• 44 locales in 4 days

    August 22nd, 2008 by seth bindernagel with 6 comments »

    When Firefox goes through a major update, our teams work on how to communicate that update to our users.  The message tells users why, what’s better, and what to do.  As you may know, greater than 50% of our users are not using the English-U.S. version of our browser, so you can imagine the importance of localizing that eventual message that hits the end-user.

    On Monday evening (Pacific time), Pascal filed bug 451128, requesting that our localizers translate strings for the major update “billboard” that we push to end-users for the major update from Firefox 2 to Firefox 3.

    Today, Pascal resolved that bug as fixed.  In four short days, our community translated the strings for 44 different locales.  Pascal’s comment in the thread is a nice celebration of the hard work that went into this effort:

    “With this last translation, we have completed the task for 44 locales in 4 days! Congrats to all of you…”

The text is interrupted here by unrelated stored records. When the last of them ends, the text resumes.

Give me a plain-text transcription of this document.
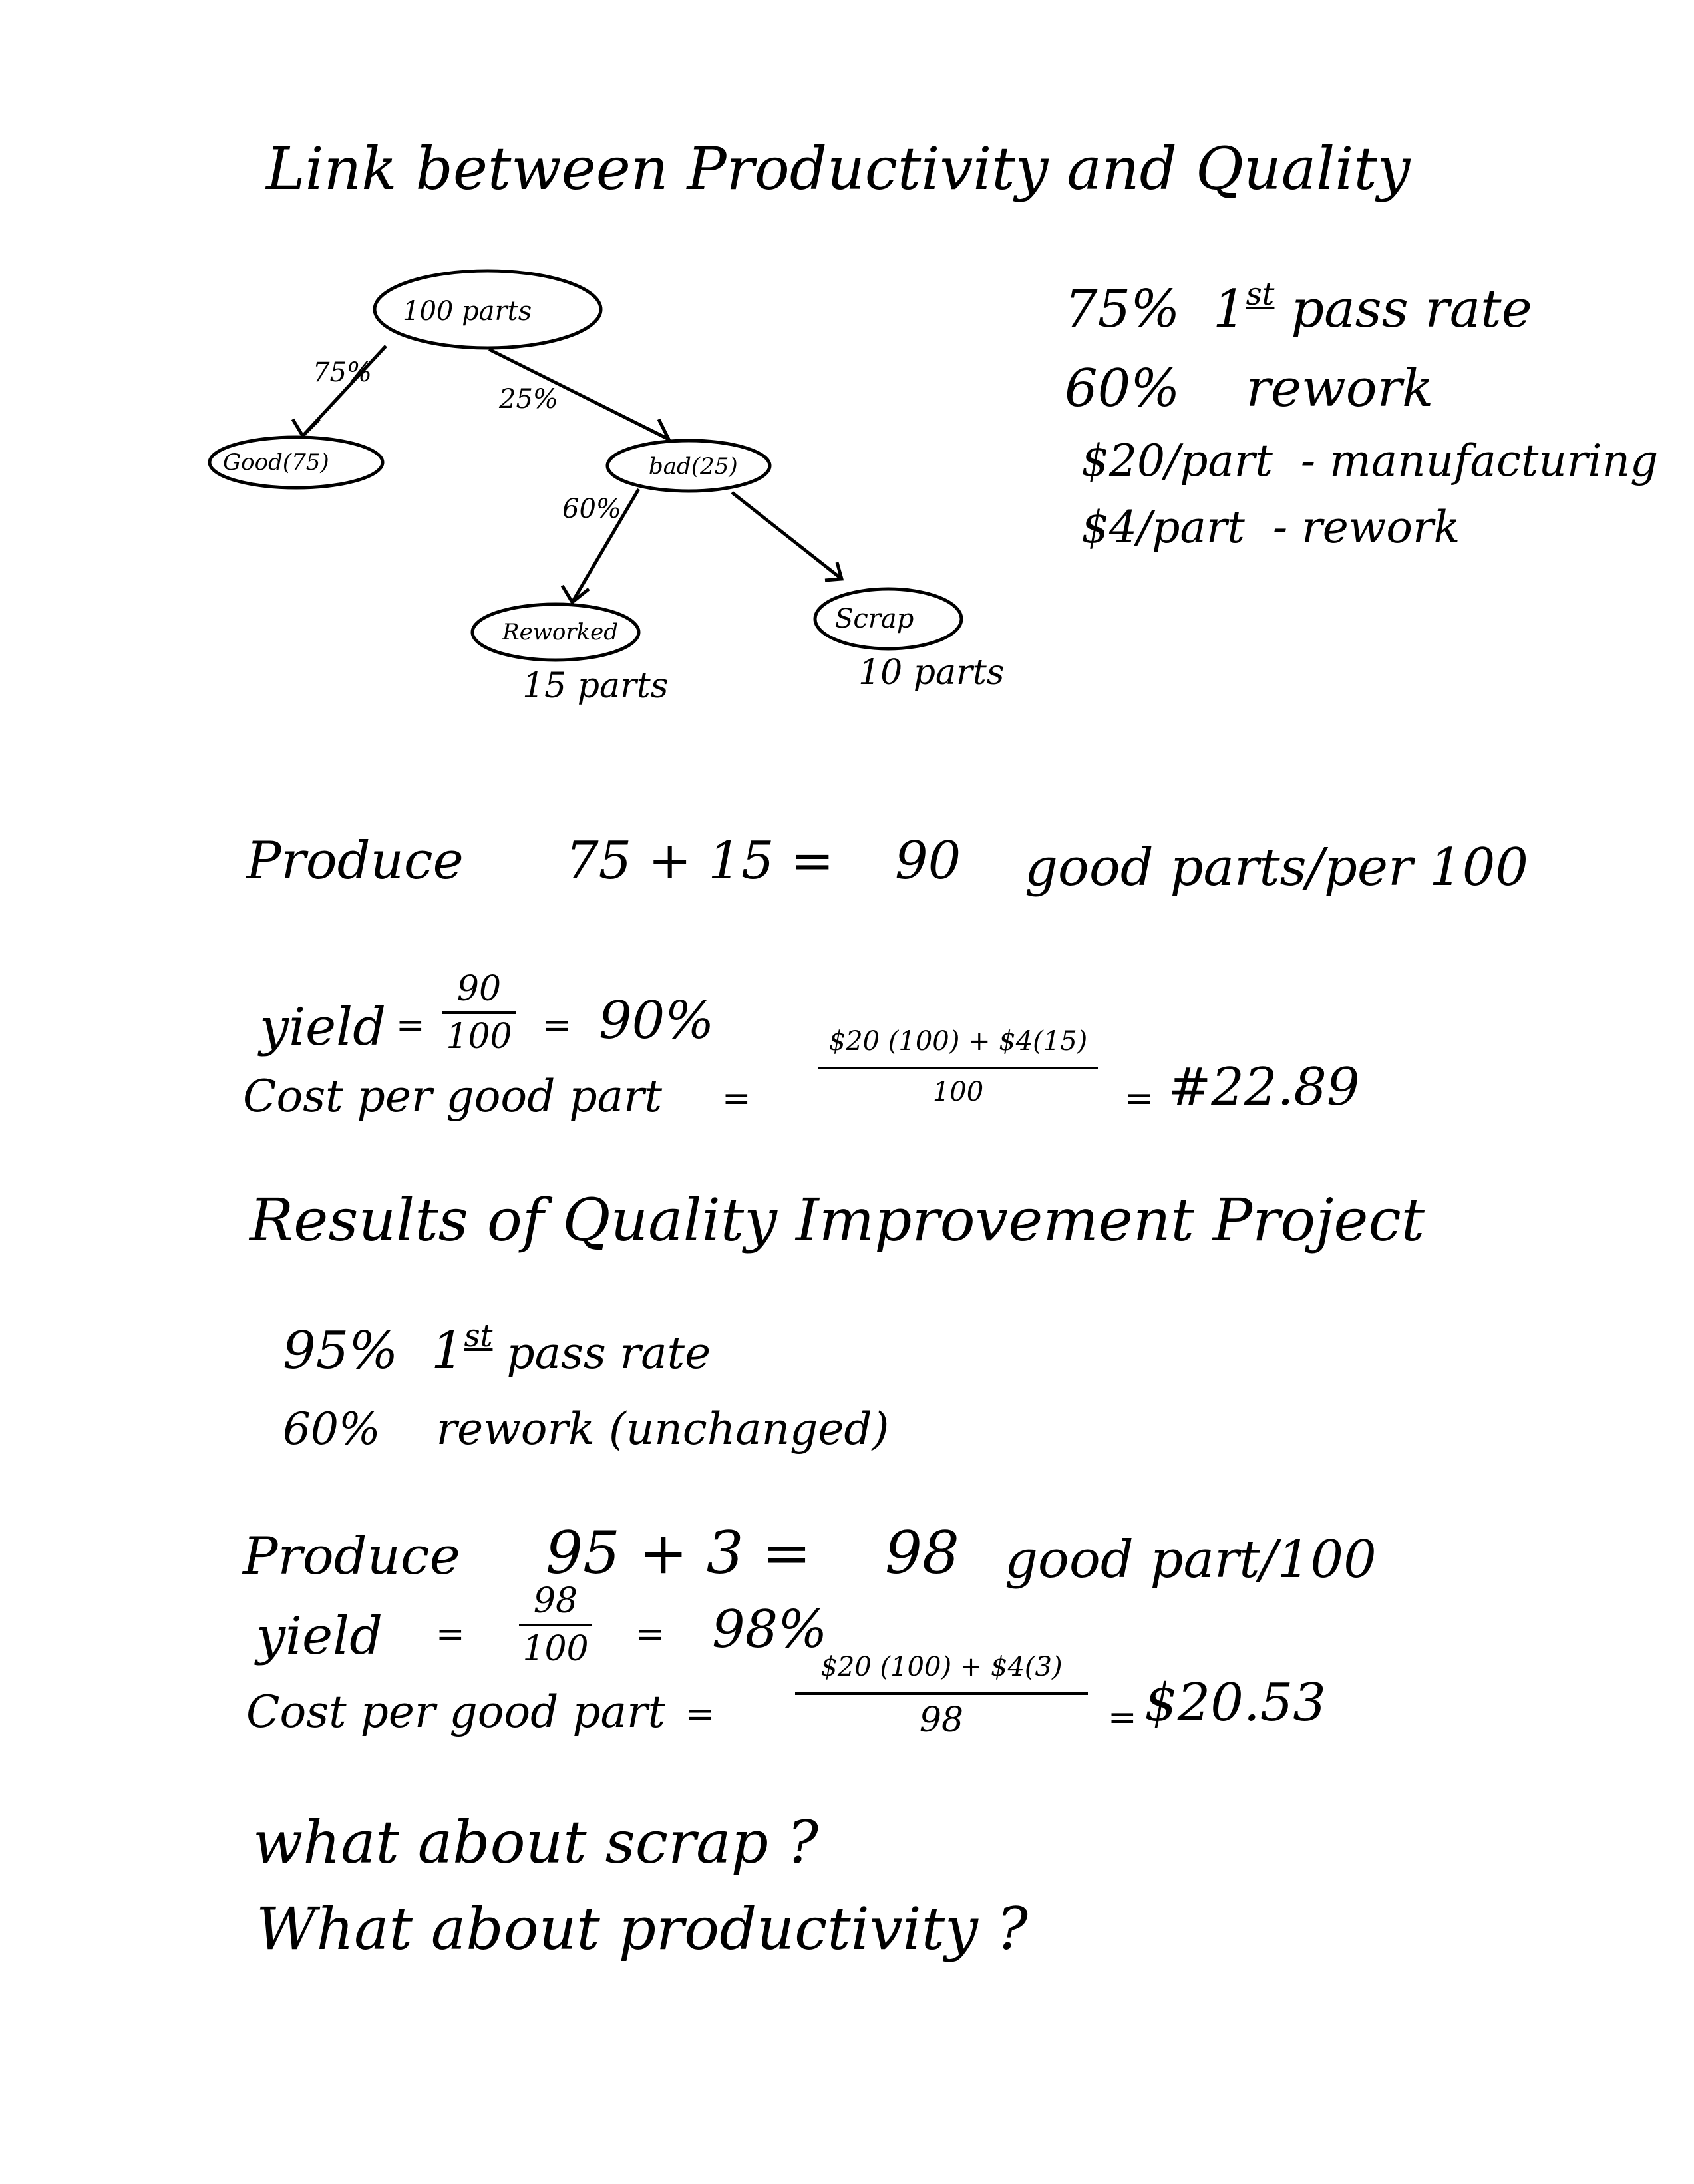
Link between Productivity and Quality
100 parts
Good(75)	bad(25)
Reworked	Scrap
75%
25%
60%
15 parts	10 parts
75% 1st pass rate
60% rework
$20/part - manufacturing
$4/part - rework
Produce 75 + 15 = 90 good parts/per 100
yield =
90
100 = 90%
Cost per good part =
$20 (100) + $4(15)
100	= #22.89
Results of Quality Improvement Project
95% 1st pass rate
60% rework (unchanged)
Produce 95 + 3 = 98 good part/100
yield =
98
100 = 98%
Cost per good part =
$20 (100) + $4(3)
98	= $20.53
what about scrap ?
What about productivity ?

    Perhaps that’s not enough emphasis or thanks, so let me also chime in with a huge thank you to the localizers and to Pascal for managing the process!

    How to improve?

    With this acknowlegment, it also seems best to mention some areas where Mozilla can improve to make the process better for localizers so that next time it’s not such a crunch.  I thought of two areas specifically related to this last effort:

    • Timing:  Although our community completed this in four days, it would be nice if we can give our localizers the work to be translated with much more time in advance.
    • Details:  We should hammer out small details (like iframe window sizes so teams translating know what they have to work with when translating) and communicate that early.

    Did I miss other points?

    One of our team’s quarterly goals is to draft an l10n requirements document that we will pass over to the development team.  Bits of information like the above will go into that document.  As we get closer to writing that document, I’ll be sure to call for ideas.  How can we make the process better as it relates to what we can communicate to our development team?  Your comments are welcome.

    But, just to reiterate Pascal’s point, thank you to all the localizers.   What a terrific effort!